"Significant Losses" at the University of Maryland at College Park is an admirable project with major flaws.
The idea behind it cannot be faulted: to mount a show of the works of artists who have died from AIDS -- demonstrating what society loses to this terrible plague.
The show's organizers, including co-curators Terry Gips and Bradley Spence of the UM Art Gallery staff, and a distinguished advisory committee, sought to have both nationally known and regional artists represented. They wanted to show that AIDS is not something far away -- it's about our own communities.
They succeeded, getting works by such well-known artists as Robert Mapplethorpe, Keith Haring and Scott Burton, and works by artists such as Baltimore's Andrew Brunelle and College Park graduate David Fincham.
They also included a group of drawings from children living with AIDS, who are patients at the National Cancer Institute's Pediatric HIV clinic in Bethesda.
They scheduled an impressive series of activities in conjunction with the show, from school tours to family education days. And there is a well-produced, handsome catalog.
When you experience the exhibit, knowing that all of these people are dead or, in the case of some of the children, sick with AIDS (and that each stands for thousands more), that thought alone is deeply moving.

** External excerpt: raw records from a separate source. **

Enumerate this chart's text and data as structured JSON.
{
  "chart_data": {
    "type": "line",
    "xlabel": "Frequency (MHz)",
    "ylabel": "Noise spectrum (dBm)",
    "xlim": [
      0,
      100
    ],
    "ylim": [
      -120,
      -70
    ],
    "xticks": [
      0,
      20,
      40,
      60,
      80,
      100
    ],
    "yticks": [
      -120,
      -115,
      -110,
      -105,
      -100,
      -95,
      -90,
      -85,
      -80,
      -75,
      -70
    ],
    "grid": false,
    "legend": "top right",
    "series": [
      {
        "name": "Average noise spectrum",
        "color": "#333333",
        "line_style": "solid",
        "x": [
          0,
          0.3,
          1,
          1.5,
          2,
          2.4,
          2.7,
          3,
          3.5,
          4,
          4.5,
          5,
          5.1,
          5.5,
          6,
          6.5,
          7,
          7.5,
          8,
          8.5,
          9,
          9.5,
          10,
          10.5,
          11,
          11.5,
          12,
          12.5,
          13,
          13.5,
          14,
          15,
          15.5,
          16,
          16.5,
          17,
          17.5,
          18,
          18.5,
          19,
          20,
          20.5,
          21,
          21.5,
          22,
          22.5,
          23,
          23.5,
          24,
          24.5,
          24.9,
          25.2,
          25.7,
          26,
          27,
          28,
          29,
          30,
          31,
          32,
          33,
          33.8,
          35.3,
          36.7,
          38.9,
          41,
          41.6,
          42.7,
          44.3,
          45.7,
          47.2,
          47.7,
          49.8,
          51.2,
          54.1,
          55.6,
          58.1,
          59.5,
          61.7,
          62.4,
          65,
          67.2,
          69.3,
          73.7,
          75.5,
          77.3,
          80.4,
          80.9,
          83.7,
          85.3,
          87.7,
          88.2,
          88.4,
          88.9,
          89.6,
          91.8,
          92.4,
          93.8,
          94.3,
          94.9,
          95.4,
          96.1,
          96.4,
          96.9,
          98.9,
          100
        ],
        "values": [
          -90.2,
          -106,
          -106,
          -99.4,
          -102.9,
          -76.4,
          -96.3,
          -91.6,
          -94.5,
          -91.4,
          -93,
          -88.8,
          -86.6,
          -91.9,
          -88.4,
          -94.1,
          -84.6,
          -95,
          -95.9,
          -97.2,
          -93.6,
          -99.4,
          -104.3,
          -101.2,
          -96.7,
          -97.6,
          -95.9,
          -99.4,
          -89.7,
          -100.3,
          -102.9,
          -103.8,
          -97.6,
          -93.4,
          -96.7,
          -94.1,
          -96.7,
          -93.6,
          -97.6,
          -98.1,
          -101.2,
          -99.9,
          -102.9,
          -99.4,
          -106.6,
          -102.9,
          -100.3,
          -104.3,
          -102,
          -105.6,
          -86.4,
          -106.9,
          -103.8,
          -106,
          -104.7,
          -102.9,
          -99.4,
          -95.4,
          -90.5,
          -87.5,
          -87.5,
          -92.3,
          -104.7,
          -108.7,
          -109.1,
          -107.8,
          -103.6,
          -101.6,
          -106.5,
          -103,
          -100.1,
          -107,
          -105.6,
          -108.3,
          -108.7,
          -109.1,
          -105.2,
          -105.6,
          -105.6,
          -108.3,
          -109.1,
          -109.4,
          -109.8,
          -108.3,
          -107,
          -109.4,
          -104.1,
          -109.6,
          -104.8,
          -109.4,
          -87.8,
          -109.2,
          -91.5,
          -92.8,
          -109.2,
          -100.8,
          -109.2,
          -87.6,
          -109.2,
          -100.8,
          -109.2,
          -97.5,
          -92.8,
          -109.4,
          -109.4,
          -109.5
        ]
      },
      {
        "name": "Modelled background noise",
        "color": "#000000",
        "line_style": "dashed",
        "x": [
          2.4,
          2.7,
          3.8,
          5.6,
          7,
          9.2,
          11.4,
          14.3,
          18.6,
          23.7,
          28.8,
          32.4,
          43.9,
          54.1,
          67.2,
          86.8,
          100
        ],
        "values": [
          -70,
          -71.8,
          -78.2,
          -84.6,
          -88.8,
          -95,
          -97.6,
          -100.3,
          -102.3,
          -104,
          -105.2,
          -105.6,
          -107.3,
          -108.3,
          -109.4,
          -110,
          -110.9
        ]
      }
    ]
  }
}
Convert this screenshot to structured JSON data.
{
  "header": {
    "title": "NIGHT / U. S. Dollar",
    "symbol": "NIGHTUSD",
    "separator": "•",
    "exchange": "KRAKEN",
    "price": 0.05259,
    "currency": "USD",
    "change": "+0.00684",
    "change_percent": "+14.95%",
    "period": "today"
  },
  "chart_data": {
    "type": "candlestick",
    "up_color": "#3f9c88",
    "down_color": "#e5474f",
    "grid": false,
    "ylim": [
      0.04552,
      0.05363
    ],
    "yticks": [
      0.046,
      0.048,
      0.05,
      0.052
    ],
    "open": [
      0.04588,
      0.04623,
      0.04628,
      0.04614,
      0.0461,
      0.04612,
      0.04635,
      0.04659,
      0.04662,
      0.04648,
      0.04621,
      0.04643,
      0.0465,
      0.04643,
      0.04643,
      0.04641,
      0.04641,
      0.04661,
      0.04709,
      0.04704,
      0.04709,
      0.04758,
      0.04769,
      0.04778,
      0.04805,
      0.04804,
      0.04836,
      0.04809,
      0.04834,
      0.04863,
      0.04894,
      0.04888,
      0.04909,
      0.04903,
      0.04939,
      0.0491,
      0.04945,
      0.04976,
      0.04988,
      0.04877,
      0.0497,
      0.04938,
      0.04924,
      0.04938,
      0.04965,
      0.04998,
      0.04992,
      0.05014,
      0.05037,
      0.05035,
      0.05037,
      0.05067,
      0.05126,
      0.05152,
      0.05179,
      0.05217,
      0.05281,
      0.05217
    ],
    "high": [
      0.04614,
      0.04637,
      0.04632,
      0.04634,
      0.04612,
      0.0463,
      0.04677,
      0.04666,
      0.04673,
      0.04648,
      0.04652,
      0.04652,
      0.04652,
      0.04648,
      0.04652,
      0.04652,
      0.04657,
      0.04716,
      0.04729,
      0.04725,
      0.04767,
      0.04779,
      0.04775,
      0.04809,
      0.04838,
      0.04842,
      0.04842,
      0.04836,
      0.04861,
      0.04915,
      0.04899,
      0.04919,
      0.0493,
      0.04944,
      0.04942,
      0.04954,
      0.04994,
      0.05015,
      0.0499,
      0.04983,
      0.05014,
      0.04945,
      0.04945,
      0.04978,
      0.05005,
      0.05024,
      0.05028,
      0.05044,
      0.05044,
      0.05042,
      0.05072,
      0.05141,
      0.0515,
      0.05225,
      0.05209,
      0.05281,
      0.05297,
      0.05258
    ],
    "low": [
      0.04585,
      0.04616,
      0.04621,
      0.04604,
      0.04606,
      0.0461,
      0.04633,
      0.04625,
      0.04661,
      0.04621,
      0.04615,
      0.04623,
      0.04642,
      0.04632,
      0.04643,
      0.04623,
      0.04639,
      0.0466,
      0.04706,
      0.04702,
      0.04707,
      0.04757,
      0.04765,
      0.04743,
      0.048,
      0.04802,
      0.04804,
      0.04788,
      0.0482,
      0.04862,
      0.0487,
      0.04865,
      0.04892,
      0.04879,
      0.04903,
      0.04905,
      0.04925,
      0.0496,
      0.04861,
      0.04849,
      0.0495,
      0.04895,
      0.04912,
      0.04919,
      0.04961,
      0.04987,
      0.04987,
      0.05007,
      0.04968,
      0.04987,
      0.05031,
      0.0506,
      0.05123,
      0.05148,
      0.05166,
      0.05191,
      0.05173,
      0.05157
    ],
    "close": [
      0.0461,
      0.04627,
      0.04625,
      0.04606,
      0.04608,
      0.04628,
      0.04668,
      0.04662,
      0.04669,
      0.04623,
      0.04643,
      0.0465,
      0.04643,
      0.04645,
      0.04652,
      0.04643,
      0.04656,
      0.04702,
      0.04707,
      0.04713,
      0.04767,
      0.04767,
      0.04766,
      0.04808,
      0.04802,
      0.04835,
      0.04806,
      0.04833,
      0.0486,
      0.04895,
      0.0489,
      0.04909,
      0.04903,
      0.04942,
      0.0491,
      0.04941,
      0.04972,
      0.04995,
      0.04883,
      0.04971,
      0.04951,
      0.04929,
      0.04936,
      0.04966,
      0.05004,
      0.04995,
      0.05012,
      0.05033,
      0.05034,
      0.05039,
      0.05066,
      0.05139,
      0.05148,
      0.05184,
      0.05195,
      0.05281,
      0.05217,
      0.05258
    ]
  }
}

All of this, however, doesn't hide the fact that there are two problems with the show.
One is that the show doesn't hang together very well as an art exhibit, despite generally good artists. There's no thematic unity (some of the works refer to AIDS but that wasn't required), and the artists are so different that they occasionally present jarring, uncomfortable juxtapositions.
Mapplethorpe's exquisitely produced, sleek photographs just don't like staring at Carlos Alfonzo's raw, violent abstract paintings. Even Scott Burton's beautiful granite bench placed between them cannot bring them together.
Brunelle's elegant ceramics look out of place in the midst of Peter Hujar's confrontational photography.
And Paul Thek's tiny etchings and Carlos Almaraz's big, bold paintings do not sit well near each other.
The second problem is that all the dead artists are men, and Ms. Gips thinks they were all gay. Whether they were or not, it will probably be assumed by most of the viewing audience that they were. That can only perpetuate the misconception that AIDS is a gay male disease, which works against the educational purpose of the show.
To be fair, Ms. Gips says there was an effort to include women, but it was unsuccessful.
"Significant Losses" isn't a failure. The purpose deserves applause. If it makes some people think seriously about AIDS who wouldn't have done so otherwise, it'll have served the purpose well.
What: "Significant Losses: Artists Who Have Died from AIDS"
Where: The Art Gallery, Art-Sociology Building, Campus Drive, University of Maryland College Park.
When: Noon to 4 p.m. Mondays through Thursdays (until 9 p.m. Wednesdays), 1 to 5 p.m. Saturdays and Sundays, through Dec. 23. Note: Gallery closed Nov. 24 and 25.